I felt H behind me, squeezing the little ring of fat around my waist.  I turned, and no one was there.  Then I remembered.  "Dad, you've got the wrong person," I said aloud.  "That was Mom. You're confusing me with Mom."  When H came down, I told him what happened and asked if he thought dead people got confused about things after they crossed over, maybe forgetting details -- or even people -- connected with the life they'd left behind.  H humored me and pretended to discuss it, for all the world as if he were not secretly storing up proofs of my insanity and that of my whole "psycho" family.  The story made perfect sense to my sister, though.  "Oh yeah, Dad knows that you know about him squeezing Mom's waist. He did it so you could be sure it was him."  I do hope that was true.

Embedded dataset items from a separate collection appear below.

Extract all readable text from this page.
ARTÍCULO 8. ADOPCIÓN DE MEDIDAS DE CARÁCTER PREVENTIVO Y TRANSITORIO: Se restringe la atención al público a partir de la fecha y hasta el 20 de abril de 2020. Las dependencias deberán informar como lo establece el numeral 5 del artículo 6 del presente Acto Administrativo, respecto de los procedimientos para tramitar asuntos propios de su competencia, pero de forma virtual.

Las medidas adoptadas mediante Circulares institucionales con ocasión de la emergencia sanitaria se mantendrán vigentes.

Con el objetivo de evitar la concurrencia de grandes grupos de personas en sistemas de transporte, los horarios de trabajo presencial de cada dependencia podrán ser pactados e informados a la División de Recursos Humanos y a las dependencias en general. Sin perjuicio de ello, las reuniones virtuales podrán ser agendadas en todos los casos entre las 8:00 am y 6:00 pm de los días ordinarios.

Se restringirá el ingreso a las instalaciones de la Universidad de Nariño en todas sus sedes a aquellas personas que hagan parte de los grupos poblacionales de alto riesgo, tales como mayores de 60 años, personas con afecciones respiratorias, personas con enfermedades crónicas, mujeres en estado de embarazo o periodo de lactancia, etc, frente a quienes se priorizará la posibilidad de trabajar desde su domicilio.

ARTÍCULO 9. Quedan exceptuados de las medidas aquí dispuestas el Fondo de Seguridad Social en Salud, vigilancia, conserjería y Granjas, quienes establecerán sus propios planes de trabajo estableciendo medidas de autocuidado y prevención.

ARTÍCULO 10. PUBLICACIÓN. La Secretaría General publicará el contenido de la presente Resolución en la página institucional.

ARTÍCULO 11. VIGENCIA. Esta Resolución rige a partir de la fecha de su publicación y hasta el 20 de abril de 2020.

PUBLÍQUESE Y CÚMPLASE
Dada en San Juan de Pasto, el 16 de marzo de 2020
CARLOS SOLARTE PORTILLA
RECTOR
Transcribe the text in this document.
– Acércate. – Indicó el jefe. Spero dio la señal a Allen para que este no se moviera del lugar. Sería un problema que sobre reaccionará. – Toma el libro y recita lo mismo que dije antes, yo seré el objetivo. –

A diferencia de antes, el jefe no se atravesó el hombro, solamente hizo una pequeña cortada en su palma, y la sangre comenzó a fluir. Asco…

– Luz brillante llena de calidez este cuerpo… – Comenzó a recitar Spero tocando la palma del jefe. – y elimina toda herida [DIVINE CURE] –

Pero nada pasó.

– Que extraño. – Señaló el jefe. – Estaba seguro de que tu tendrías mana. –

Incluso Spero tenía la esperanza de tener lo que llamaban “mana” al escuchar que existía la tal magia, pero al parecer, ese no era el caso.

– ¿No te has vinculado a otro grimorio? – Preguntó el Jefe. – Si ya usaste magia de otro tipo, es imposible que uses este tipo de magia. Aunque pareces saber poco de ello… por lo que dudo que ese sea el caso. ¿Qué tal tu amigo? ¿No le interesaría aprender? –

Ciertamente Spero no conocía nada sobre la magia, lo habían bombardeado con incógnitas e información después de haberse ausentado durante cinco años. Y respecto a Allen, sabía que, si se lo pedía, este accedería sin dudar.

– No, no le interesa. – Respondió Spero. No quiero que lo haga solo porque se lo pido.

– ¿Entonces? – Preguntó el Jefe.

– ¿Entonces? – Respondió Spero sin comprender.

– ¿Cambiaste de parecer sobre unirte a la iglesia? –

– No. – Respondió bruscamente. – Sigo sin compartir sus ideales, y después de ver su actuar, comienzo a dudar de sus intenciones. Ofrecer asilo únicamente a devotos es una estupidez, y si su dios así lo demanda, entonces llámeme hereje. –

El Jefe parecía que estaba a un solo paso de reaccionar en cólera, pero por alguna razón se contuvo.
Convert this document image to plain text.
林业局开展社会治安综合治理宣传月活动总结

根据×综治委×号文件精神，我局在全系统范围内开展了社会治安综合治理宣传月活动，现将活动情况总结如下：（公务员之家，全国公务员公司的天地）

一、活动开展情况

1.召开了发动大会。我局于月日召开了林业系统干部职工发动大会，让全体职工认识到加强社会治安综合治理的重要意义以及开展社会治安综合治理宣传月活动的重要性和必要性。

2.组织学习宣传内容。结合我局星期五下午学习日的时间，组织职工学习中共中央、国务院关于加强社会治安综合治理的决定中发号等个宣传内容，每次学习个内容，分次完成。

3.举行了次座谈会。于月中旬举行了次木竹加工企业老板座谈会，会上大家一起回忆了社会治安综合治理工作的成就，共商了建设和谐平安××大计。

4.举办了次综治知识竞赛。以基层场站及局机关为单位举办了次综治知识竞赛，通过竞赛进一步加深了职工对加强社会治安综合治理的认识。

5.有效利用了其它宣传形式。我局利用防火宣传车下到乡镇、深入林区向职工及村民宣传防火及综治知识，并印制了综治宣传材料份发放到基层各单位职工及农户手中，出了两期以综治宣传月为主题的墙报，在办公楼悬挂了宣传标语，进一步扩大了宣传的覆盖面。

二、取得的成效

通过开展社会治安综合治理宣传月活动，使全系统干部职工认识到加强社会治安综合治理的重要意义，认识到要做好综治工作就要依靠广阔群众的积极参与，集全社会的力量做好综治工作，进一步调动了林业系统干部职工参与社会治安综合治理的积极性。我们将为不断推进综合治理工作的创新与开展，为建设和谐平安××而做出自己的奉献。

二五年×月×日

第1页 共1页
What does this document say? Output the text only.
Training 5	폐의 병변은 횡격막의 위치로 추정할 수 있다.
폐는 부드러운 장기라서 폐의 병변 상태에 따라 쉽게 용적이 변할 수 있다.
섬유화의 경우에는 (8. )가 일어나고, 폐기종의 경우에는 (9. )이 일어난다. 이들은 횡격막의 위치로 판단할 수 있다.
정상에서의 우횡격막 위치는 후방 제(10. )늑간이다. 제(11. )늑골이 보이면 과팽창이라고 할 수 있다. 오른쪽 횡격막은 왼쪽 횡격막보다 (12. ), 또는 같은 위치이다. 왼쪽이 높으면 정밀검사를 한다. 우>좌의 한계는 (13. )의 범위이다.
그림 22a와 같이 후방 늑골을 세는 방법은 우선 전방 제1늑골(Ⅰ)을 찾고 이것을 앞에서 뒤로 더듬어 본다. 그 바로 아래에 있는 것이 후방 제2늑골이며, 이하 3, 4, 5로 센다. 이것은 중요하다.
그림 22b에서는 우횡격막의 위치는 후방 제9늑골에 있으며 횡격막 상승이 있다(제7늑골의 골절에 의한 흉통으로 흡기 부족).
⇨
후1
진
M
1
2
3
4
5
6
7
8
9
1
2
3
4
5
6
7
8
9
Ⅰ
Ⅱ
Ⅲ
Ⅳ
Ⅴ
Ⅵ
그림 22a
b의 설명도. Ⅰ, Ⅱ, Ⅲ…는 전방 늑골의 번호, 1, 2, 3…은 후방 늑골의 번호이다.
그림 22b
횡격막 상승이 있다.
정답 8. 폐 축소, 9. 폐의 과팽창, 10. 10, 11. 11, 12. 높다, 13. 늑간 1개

Dad also appeared in dreams frequently during that time.  In life, my father was angry, disappointed, and often mean.  It took me a long time to understand why.  Anyway, in my dreams, he was completely at ease, relaxed, and cheerful.  We talked together, perching like spider-people on the sides of red-brick buildings, or on rooftops way high above New York City, and I became convinced it was really him, that he had completely shed his former life and reverted to pure spirit, serene, wise, and wryly accepting of his mistakes, and mine too.  I was just happy he wanted to hang out with me.  And the idea that this life, with all its sorrows, illness, and suffering, could be sluffed off like a paper wrapper, leaving the spirit free to soar -- what an intriguing thing to contemplate!

 

"My Wish" by Rascal Flatts was his song to me after he died.  Nope, can't prove it in a court of law.  I just knew, the first time I heard it.

 

It's been 10 years; Dad's visits gradually ceased.  I don't try to conjure him, or anybody, these days.  But on Father's Day I was sitting in church, and suddenly, there he was.  A feeling of intense happiness washed over me.  After a minute or two of bliss, I didn't feel him any more.

 

All emotions are fleeting and cyclical, but -- have you noticed? -- bliss has a much shorter shelf life than despair.  Can anyone tell me why that is?